Sadin, sin embargo, afirma que esa es una solución errada. A su entender, el verdadero camino debería ser “vigorizar una plena soberanía de nosotros mismos”. ¿Para qué? Para “defender los principios fundamentales que nos impulsan”. ¿Y hacia dónde nos impulsan esos supuestos “principios fundamentales”? Hacia favorecer “la mejor expresión de cada individuo, procurando a la vez no perjudicar a nadie, ni a la biósfera”.
Para volver a Marx: si el autor de El capital escribió (junto a Friedrich Engels) que los sometidos del mundo solo podrían liberarse de su yugo “derrocando por la violencia todo el orden social existente”, es evidente que este uso abstracto e inofensivo de los “plenos derechos” y “la fuerza” que Sadin tiene en mente como acción contra la “intención hegemónica” del poder tecnológico no provocaría nada más que buenas intenciones.
Entonces, ¿debe la filosofía resolver los problemas de la vida?
Si la crítica, la voluntad y el poder de manifestar nuestro rechazo son, como escribe Sadin, algunos de los componentes de la “potencia humana que nos constituye”, la confusión entre una filosofía dispuesta a entender de manera adulta la realidad y otra filosofía que intensifica el temor para ofrecer soluciones estériles resulta peligrosa.
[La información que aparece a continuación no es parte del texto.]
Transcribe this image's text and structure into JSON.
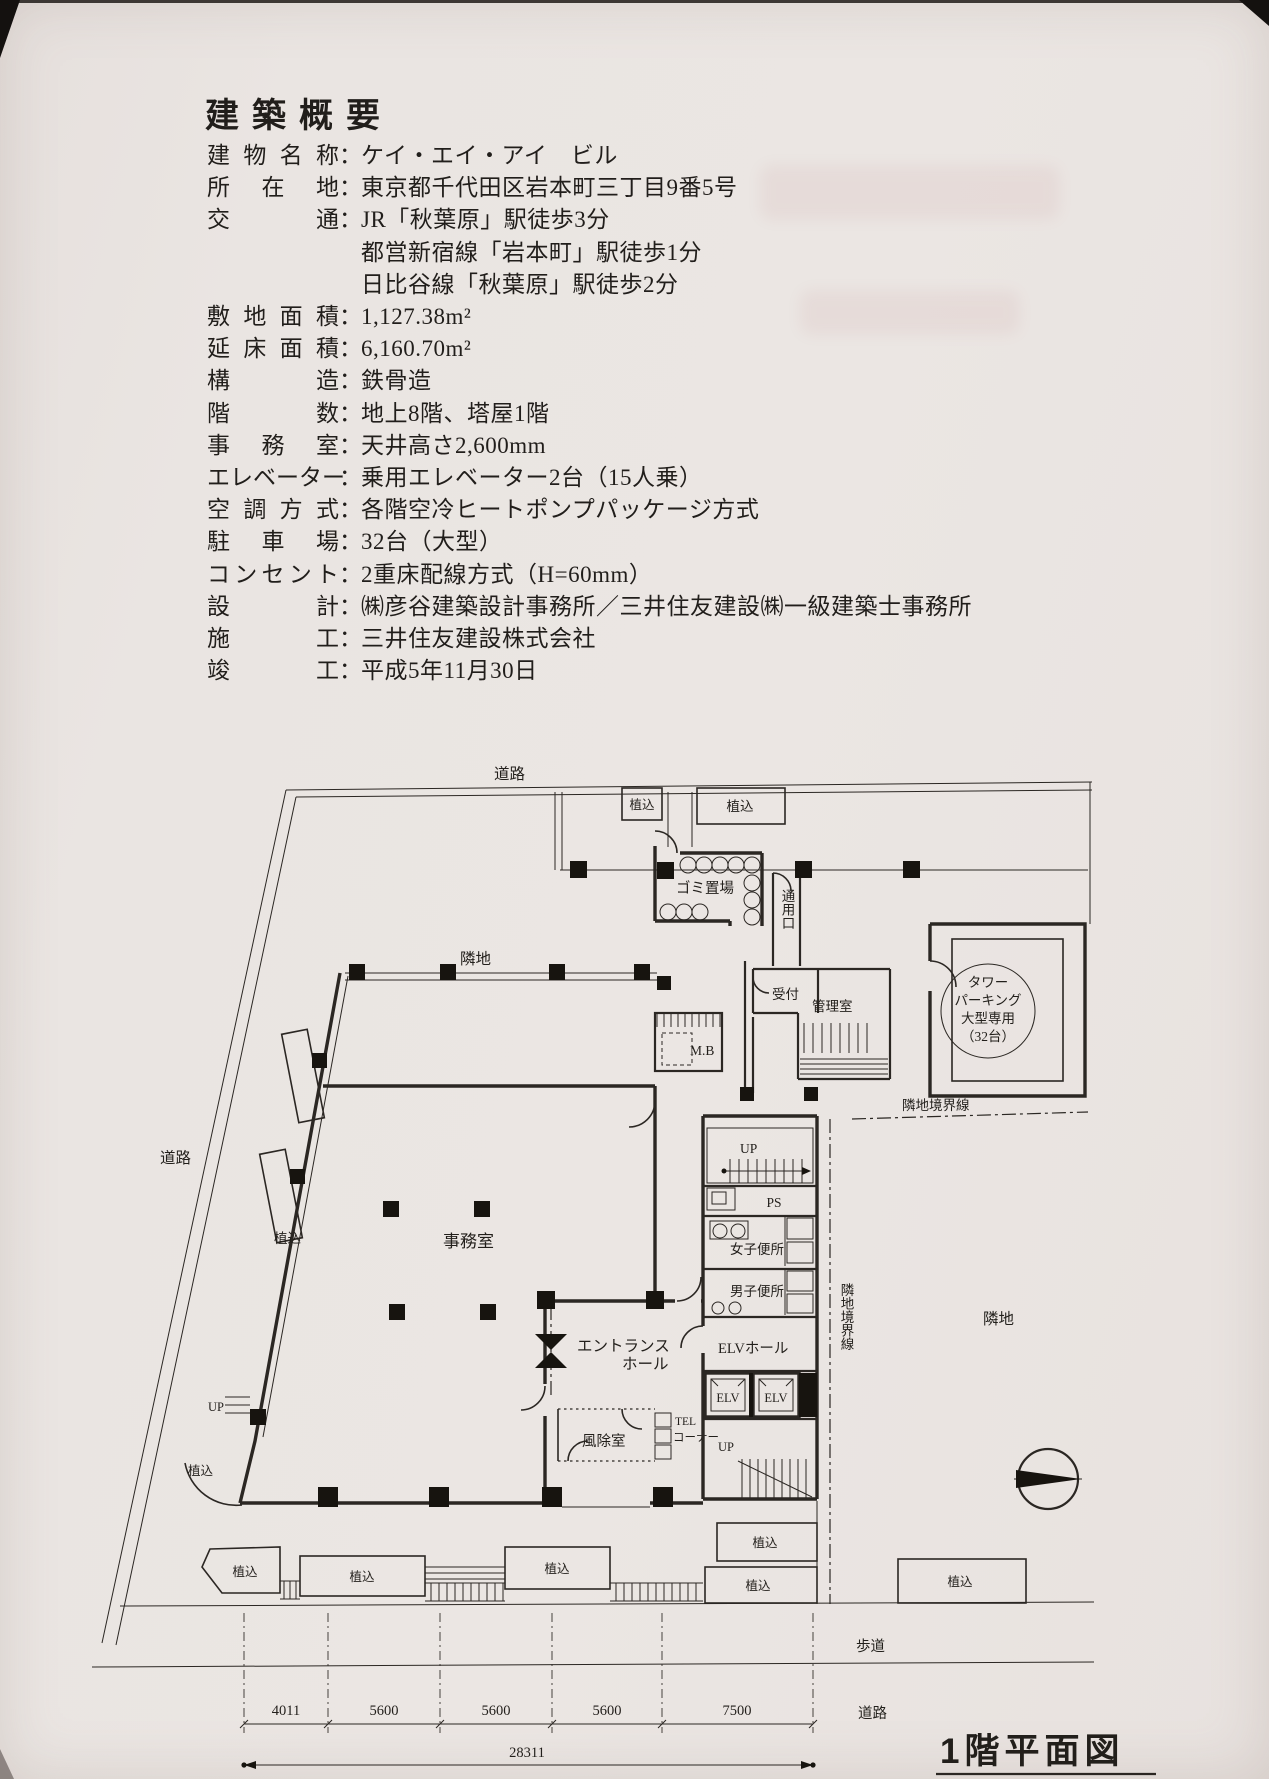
{
  "document": {
    "title": "建築概要",
    "sep": "："
  },
  "specs": [
    {
      "label": "建物名称",
      "value": "ケイ・エイ・アイ　ビル"
    },
    {
      "label": "所在地",
      "value": "東京都千代田区岩本町三丁目9番5号"
    },
    {
      "label": "交通",
      "value": "JR「秋葉原」駅徒歩3分"
    },
    {
      "label": "",
      "value": "都営新宿線「岩本町」駅徒歩1分"
    },
    {
      "label": "",
      "value": "日比谷線「秋葉原」駅徒歩2分"
    },
    {
      "label": "敷地面積",
      "value": "1,127.38m²"
    },
    {
      "label": "延床面積",
      "value": "6,160.70m²"
    },
    {
      "label": "構造",
      "value": "鉄骨造"
    },
    {
      "label": "階数",
      "value": "地上8階、塔屋1階"
    },
    {
      "label": "事務室",
      "value": "天井高さ2,600mm"
    },
    {
      "label": "エレベーター",
      "value": "乗用エレベーター2台（15人乗）"
    },
    {
      "label": "空調方式",
      "value": "各階空冷ヒートポンプパッケージ方式"
    },
    {
      "label": "駐車場",
      "value": "32台（大型）"
    },
    {
      "label": "コンセント",
      "value": "2重床配線方式（H=60mm）"
    },
    {
      "label": "設計",
      "value": "㈱彦谷建築設計事務所／三井住友建設㈱一級建築士事務所"
    },
    {
      "label": "施工",
      "value": "三井住友建設株式会社"
    },
    {
      "label": "竣工",
      "value": "平成5年11月30日"
    }
  ],
  "plan": {
    "road": "道路",
    "sidewalk": "歩道",
    "neighbor": "隣地",
    "boundary": "隣地境界線",
    "planting": "植込",
    "garbage": "ゴミ置場",
    "service_entrance": "通用口",
    "reception": "受付",
    "manager_room": "管理室",
    "tower_parking": [
      "タワー",
      "パーキング",
      "大型専用",
      "（32台）"
    ],
    "mb": "M.B",
    "up": "UP",
    "ps": "PS",
    "womens_wc": "女子便所",
    "mens_wc": "男子便所",
    "elv_hall": "ELVホール",
    "elv": "ELV",
    "tel_line1": "TEL",
    "tel_line2": "コーナー",
    "entrance_line1": "エントランス",
    "entrance_line2": "ホール",
    "windbreak_room": "風除室",
    "office": "事務室",
    "dims": [
      "4011",
      "5600",
      "5600",
      "5600",
      "7500"
    ],
    "dims_total": "28311",
    "title": "1階平面図"
  }
}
La pregunta acerca de si la filosofía debería resolver los problemas de la vida, por lo tanto, es una parte sensible del “triste y mórbido conformismo” en el que somos arriados por la sociedad actual.
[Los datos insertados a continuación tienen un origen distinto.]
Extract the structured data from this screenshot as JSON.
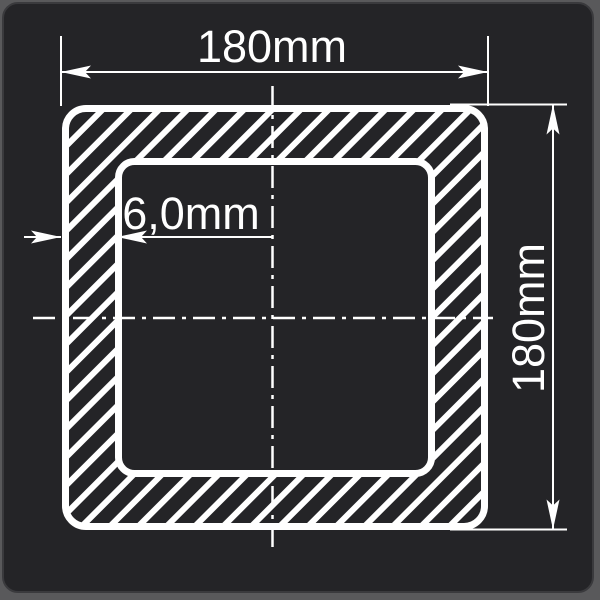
{
  "drawing": {
    "type": "cross-section-technical-drawing",
    "subject": "square hollow profile",
    "labels": {
      "outer_width": "180mm",
      "outer_height": "180mm",
      "wall_thickness": "6,0mm"
    }
  },
  "colors": {
    "background": "#59595B",
    "card": "#242427",
    "line": "#FFFFFF"
  }
}
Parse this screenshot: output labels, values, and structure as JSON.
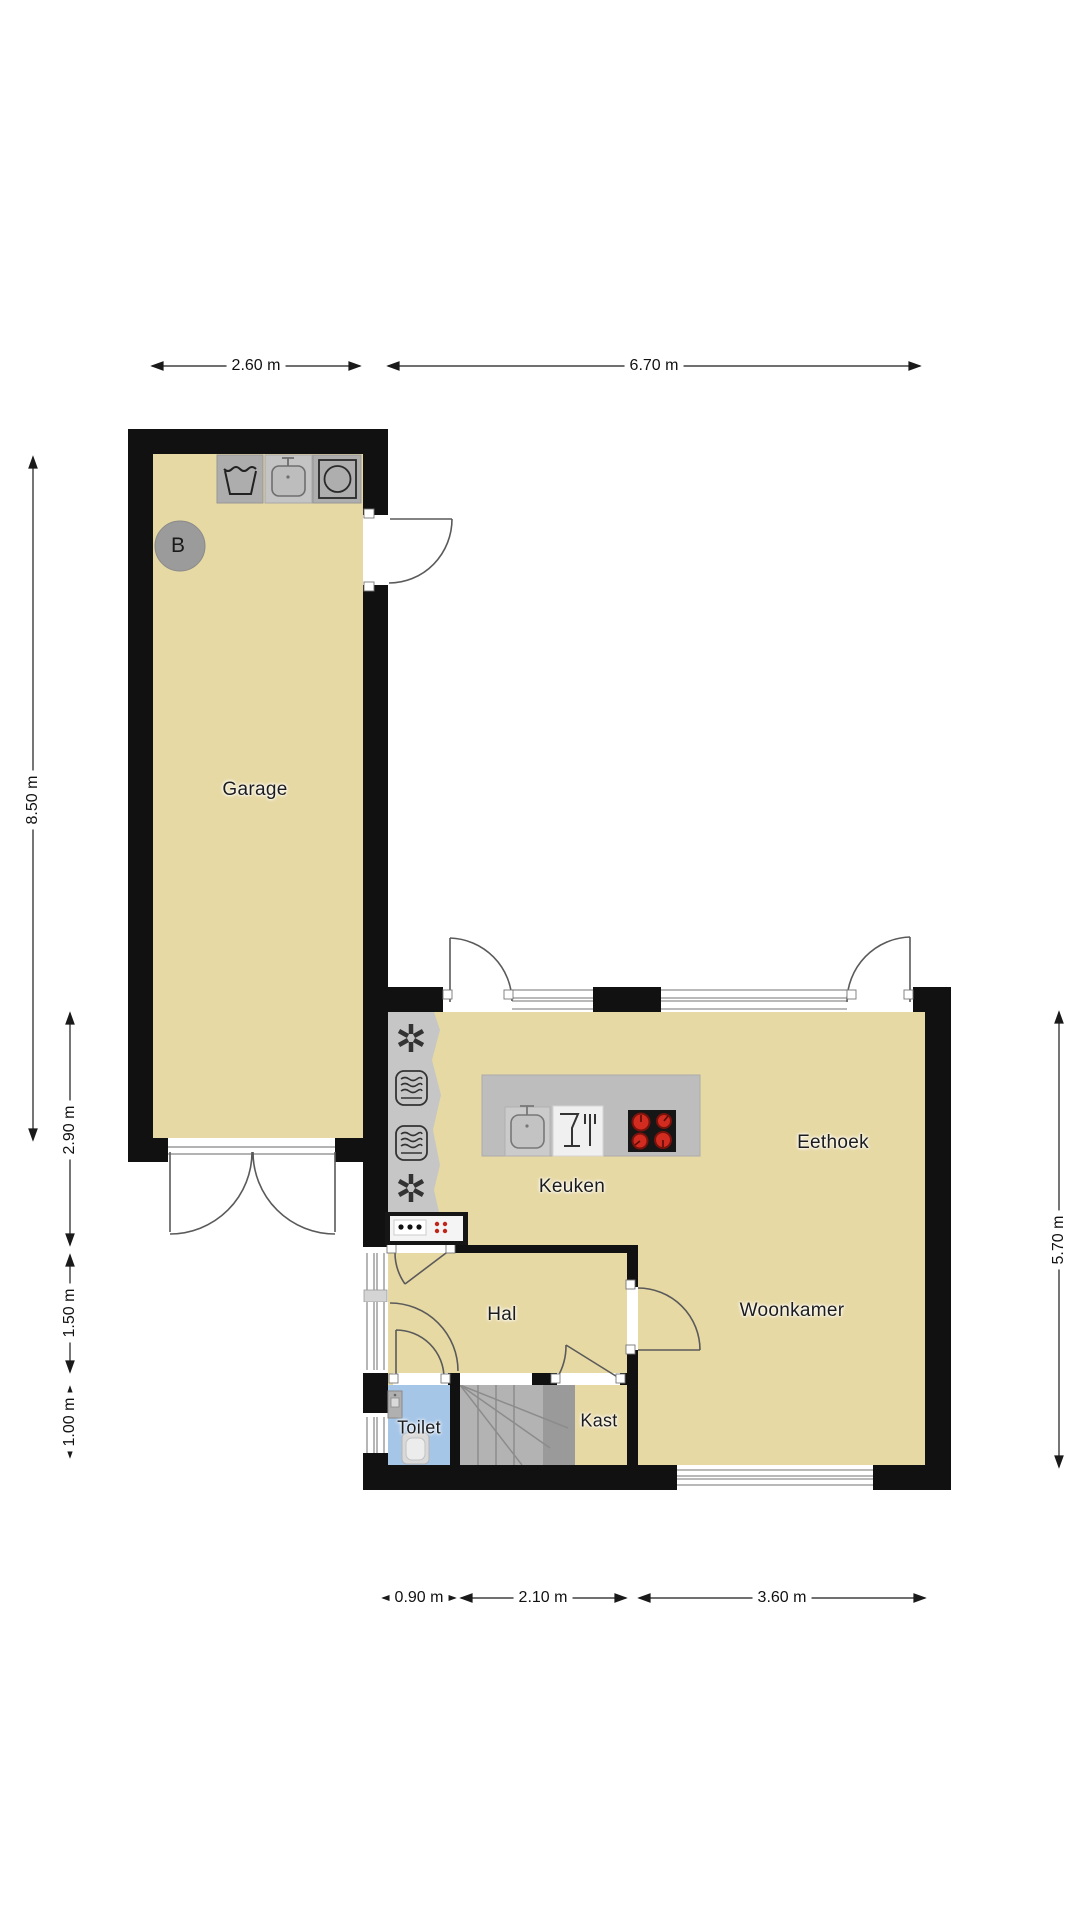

En este sentido, la acusación contra la ecologista Greta Thunberg, a la que Sadin describe como alguien dedicada en sus redes sociales a formular “denuncias rotundas y buenas intenciones bastante desconcertantes”, ¿no podría aplicarse a las ideas del propio Sadin? ¿No es su filosofía la que pretende cambiar la pasividad humana frente a una rotunda “lógica económica salvaje que mutila cuerpos e infesta el planeta” con un desconcertante “buen equilibrio moral, relacional y material establecido en el seno de cada entidad”?
Una parte del mundo tecnológico que Sadin describe, mientras tanto, continúa su marcha. En el ámbito laboral, prácticamente todos los mensajes que inician, desarrollan y dan por concluidos nuestros intercambios comerciales son el resultado de operaciones algorítmicas. Y en la medida en que la Inteligencia Artificial se instale en áreas como el periodismo, incluso los artículos que leeremos para conocer lo que sucede formarán parte del mismo juego de reglas.
“Al negar la singularidad y la integridad de las personas, esto contribuye a generar en muchas de ellas cada vez más desorientación, sensación de invisibilidad y tristeza”, indica Éric Sadin. Sin embargo, es él mismo quien añade que toda esta “maquinaria retórica” se despliega sin que aun seamos conscientes de los efectos que produce, sin que se la contradiga en serio y sin señalar sus auténticos objetivos.